International Journal of Population Data Science (Sep 2023)
Exploring households experiencing and at risk of homelessness: Linking homelessness case level data to Census 2021
Abstract
This paper describes linkage of Homelessness Case Level Collection (H-CLIC) data to Census 2021, allowing researchers to better understand households experiencing and at risk of homelessness. This fits within a wider portfolio of Better Outcomes Through Linked Data (BOLD) pilot projects, developing research possibilities and partnerships within the homelessness research sphere. To mitigate impact from limited and lower quality variables, linkage was performed in two phases: individual-level linkage and associative matching. Individual-level linkage combined deterministic and probabilistic linkage methods, supported using Splink, with two stages of probabilistic linkage with differing extents of geographical blocking. Clerical-focused associative matching was employed following individual linkage, using UPRN and household make-up.

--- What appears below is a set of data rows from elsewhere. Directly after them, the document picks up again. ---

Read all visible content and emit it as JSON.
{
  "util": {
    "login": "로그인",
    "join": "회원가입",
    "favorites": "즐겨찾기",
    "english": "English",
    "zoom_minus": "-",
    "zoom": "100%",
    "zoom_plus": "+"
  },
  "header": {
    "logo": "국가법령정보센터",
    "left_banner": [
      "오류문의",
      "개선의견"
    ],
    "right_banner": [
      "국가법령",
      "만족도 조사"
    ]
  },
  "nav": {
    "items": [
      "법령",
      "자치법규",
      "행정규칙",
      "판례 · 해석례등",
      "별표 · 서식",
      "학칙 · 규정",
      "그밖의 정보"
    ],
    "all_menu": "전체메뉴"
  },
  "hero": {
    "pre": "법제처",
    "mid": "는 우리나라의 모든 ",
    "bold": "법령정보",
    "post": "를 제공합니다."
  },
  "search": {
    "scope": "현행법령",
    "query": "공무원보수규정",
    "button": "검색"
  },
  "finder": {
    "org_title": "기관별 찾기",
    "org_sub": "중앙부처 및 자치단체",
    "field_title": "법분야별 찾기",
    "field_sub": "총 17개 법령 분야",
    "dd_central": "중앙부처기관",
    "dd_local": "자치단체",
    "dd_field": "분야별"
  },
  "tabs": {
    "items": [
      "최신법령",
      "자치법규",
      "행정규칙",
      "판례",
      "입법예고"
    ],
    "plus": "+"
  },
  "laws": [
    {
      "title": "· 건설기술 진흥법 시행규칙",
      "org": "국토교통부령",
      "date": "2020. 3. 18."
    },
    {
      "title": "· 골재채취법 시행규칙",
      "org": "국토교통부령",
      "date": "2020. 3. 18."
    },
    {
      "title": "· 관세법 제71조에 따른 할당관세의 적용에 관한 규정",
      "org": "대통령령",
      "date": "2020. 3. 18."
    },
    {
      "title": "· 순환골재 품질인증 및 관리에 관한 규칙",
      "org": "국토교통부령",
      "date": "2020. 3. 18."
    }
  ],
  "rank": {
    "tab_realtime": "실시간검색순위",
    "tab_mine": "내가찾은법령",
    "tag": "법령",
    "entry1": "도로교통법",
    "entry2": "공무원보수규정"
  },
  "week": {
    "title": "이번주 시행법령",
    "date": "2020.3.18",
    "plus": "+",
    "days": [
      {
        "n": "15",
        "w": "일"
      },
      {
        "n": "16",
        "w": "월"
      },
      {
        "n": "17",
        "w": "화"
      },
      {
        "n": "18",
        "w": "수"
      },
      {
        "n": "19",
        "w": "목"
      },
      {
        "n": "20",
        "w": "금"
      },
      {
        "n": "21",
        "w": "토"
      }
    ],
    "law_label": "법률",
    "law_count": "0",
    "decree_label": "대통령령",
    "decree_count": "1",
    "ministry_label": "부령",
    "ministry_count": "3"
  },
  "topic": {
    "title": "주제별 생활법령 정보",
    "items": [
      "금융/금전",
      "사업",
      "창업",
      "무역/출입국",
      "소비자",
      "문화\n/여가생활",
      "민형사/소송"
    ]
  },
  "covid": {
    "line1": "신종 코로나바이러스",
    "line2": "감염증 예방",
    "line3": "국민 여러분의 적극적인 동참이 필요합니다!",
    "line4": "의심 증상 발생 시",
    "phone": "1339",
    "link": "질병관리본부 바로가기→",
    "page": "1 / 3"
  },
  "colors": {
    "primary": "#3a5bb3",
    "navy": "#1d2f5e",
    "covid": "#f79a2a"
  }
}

The project took a pipeline approach, with consideration to future-proofing the pipeline to facilitate annual updates to the H-CLIC spine. Also considered in detail are the quality implications of differing temporal data in linking dynamic H-CLIC data to static Census data. The linkage resulted in construction of a research-ready dataset, which enables H-CLIC applicants to be joined to their Census records. To compensate for limited address information and support best use of processing resources, blocking was used to limit search spaces in the probabilistic linkage. Households with missing links between individual members were successfully identified and passed through associative matching methods. Though matching was successful, the remaining residuals were challenging to deal with. Error introduced by the linkage methodology is presented via linkage quality metrics and bias analysis. Bias introduced by the linkage processing may be of particular concern, particularly considering coverage of these sample data. Within the fifty-three current Local Authorities included, a skew was observed toward smaller, southernly areas with lower homelessness rates. The linked dataset enables research into households vulnerable to homelessness, their movements across England, and their exposure to repeated homelessness. The data facilitates research into this important topic, supporting evidence-based policymaking. Furthermore, such use is anticipated to encourage further local authorities to provide their data, broadening its reach and our understanding.